It was usual to jump ducks, great blue herons, bitterns and snipe along the creek.  Muskrats carrying cattails to their houses or a mink sliding into the water were always a possibility.  Several times in the last few years, Willie and I took Bob up Glass Creek in his canoe, as far as we could go, until fallen trees and brush would stop us.  We usually saw sand hill cranes, quite a surprise to me as we never saw them in the 1930's and 1940's.  We noticed purple loosestrife growing along the creek banks.  Loosestrife is beautiful but quite a problem as it forces out other more desirable vegetation.  Bob said Grandma Otis had gotten plants from Aunt Bessie and they had put them out by the creek.

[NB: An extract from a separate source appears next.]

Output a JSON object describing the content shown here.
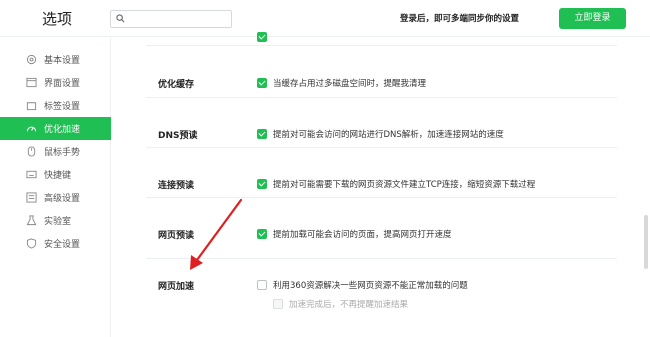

Glass Creek and farm, looking from the Barry State Game Area to the south

In the 1940's, Bob had a large "marl" hole dredged in a straight section of the creek.  It was probably 30 feet wide and several hundred feet long. For years it was a great fishing hole and produced many large northern pike.  Nevertheless, slowly the creek returned to its original size and the last time we paddled the creek it could not be recognized.

As I remember it, the marsh never had much standing water, except at the south were East and West Ponds were quite large.  However, it was always wet enough to mire a team or lose a cow!

Grandpa Otis spent the best years of his life ditching, tiling and draining the marsh in hopes of having a real cash croponions.  But after all the clearing, planting, weeding and topping it seemed that every year that produced a bumper crop, the market price for onions was $0.25 a hundred pounds.  If you had a lousy year, of course the price was 10 times as high.  That's farming!

In later years, the marsh reclaimed itself.  The tile lines are probably somewhat intact and draining into Glass Creek.  Plugging them would probably return the water table to its original level.

Hunting season was a special time of year.  Most of the seasonal farm work was done and there was an abundance of rabbits and squirrels. There were ducks on the creek and the ponds and jacksnipe and woodcock (but nobody shot them, as they were too small).  There were a few ruffed grouse in the large woods to the east.  Canada geese were very rare in the 1930's, but not now.



80 acres of
old fallow
field


















Rabbit hunting on weekends and holidays was a real family affair.  My uncles and cousins, my dad and brother Chuck would comb the countryside.  Jack and Queenie, the black and tan hounds, and Dixie Dobber, the beagle, were experts at bringing rabbits around to the expectant hunters.  The sound of hounds running through the marshes, pond edges and woods was a sound I will never forget.  Rabbit and squirrel were fine eating and pan frying was all that was needed, no marinating, no wine added, just pan fried brown on the outside and great on our insides.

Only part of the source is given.